Yahoo!'s Account Key Eliminating The Need For Login Credentials: A Solution For Solving The Age-Old Problem?

Yahoo Mail app - iconThe Sunnyvale-based company Yahoo! is eliminating the need for users to enter login credentials when accessing their Yahoo! accounts. By literally 'killing' passwords, Yahoo! is like using a two-factor authentication, but without the first factor.

Back in March 2015, Yahoo! took its first major step in eliminating password by introducing temporary, on-demand passwords that are sent to the users' mobile devices. This method debuted Yahoo! Account Key, a feature initially available for users of Yahoo Mail app on both iOS and Android.

"Passwords are usually simple to hack and easy to forget," said Dylan Casey, Yahoo!'s VP of Product Management. To negate the inconvenience many users may face, Yahoo!'s team member worked a workaround for a solution.

The feature asks the user rather than forcing them to remember and enter passwords. When a user is accessing a Yahoo!'s app and wants to login, the service will simply send a notification to the device previously associated by the user.
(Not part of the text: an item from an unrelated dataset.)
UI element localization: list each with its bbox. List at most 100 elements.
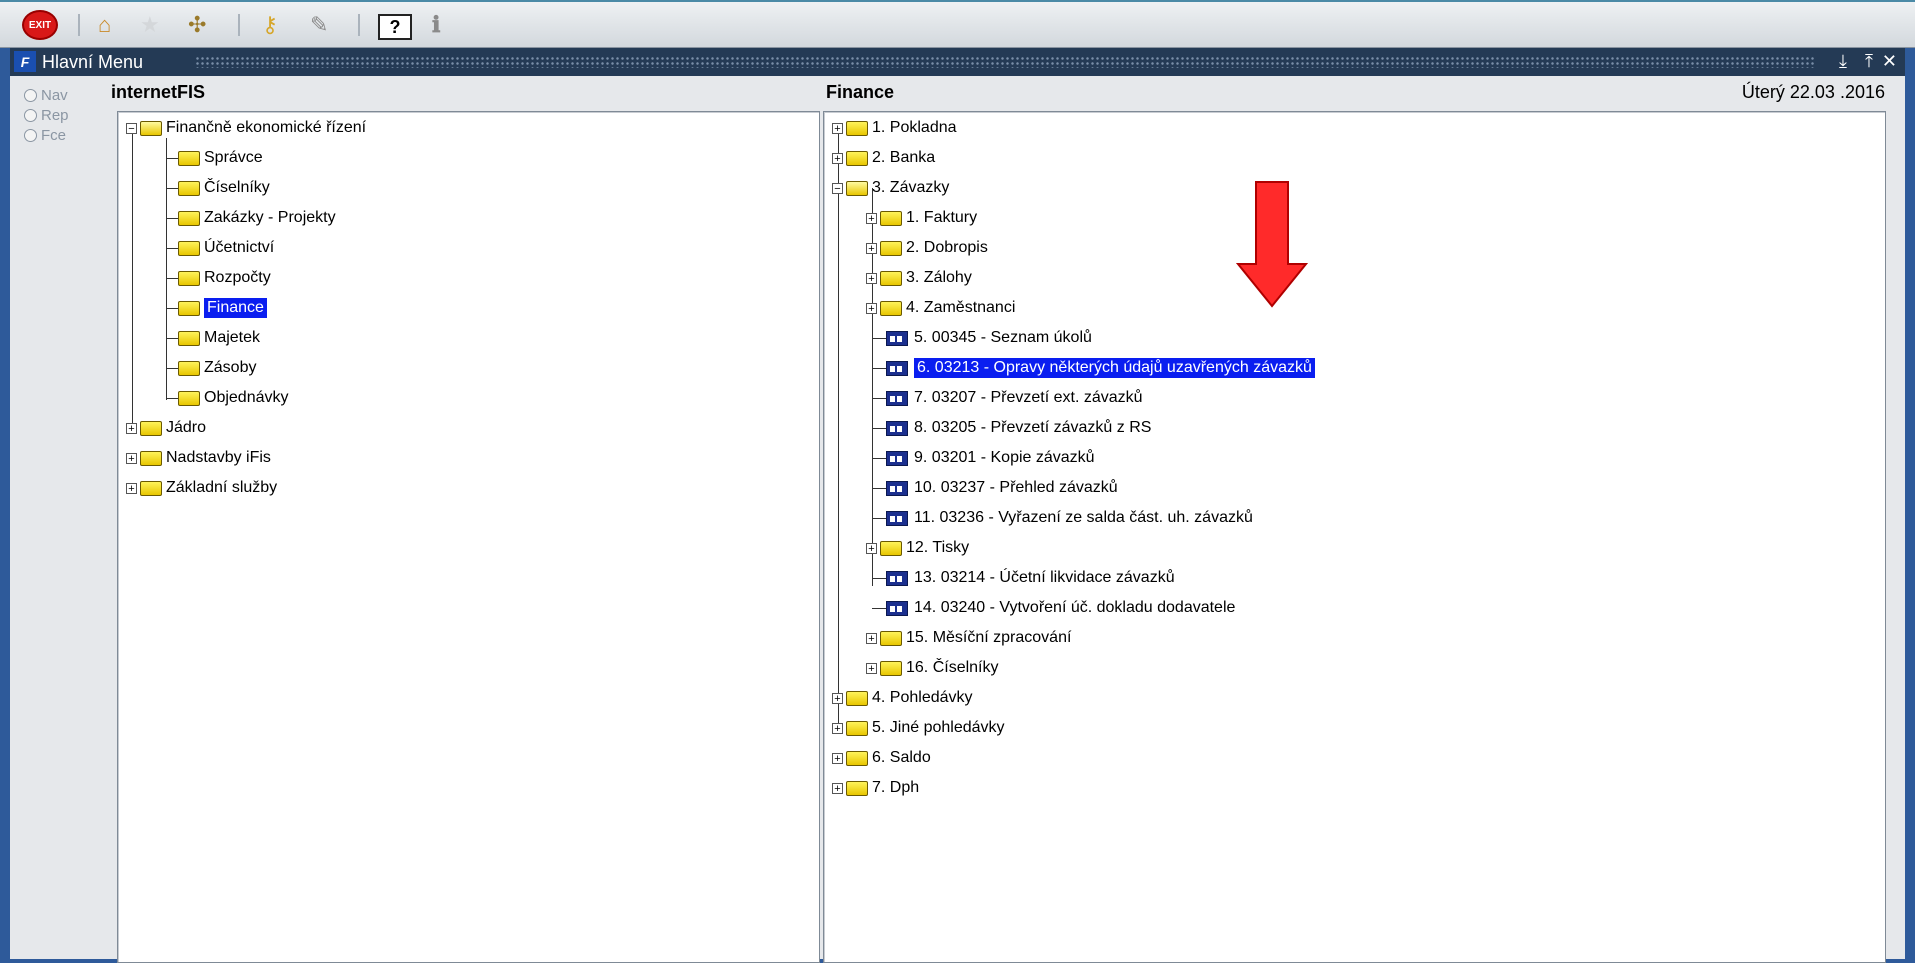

"Are you trying to sign in?" the prompt asks. The user can then accept or deny. The former will open the app, while the latter will keep the app closed.

No matter what mobile device the user is using, as long as the Account Key recognizes the device as the user's, the user is able to login without having to input any login credentials.

When concerning the device is lost, backup email accounts or phone numbers can be used to verify the user's identity.

To accompany the said feature, Yahoo! also made some other changes to its Mail app, including the supports for third-party email accounts so users can now check their emails from other services while logged into the Yahoo! Mail app. Other updates include, and not limited to, the ability to add avatars for contacts, use swipe gestures and contextual search.

Yahoo! Mail app - Account Key - screenshot

Passwords: Yesterday's Problem, Tomorrow's Concern

Passwords are credentials to validate someone as the owner of what it's about to open. Whether it's for offline services or online, passwords are mostly used to protect certain data from anyone else except the respective owner.

Many have griped about the problems related to passwords. When done right, passwords are literally difficult to remember. Because writing a password down on a paper is not an option, most people like their passwords to be easily remembered. But that will eventually make them easier to be cracked.

Two-factor verification systems, password using biometric input such as fingerprint and facial recognition, and others, are some methods created to negate the use of remembering passwords. As a way around, people can also use password manager to store all their credentials in one place and securing them all with just remembering one master password.

But none of all the above solution are guaranteed to be a 100 percent fool proof, and/or powerful enough to completely eliminate password from existance.

We may not be at a stage where we can live without them, but Yahoo! can be sure that it can do well without them by introducing Account Key feature. Remembering password is like the thing of yesterday, but with the many solutions trying to eliminate it, password will either be an alternative or a remain a mainstream. At least in for foreseeable future.

Yahoo isn't that keen on two-factor verification because it thinks that it's too widely used. As Yahoo!'s Senior VP Jeff Bonforte noted, the feature is too complicated for most people as less than 10 percent of Yahoo! Mail's users are subscribers to it.

"Email accidentally inherits the weaknesses of other password systems on the internet. Our users are too often using the same password or service that they're maybe not thinking too much about. You can always get immense level of password security but you can't get an immense level of password security that's simple and intuitive," explained Bonforte.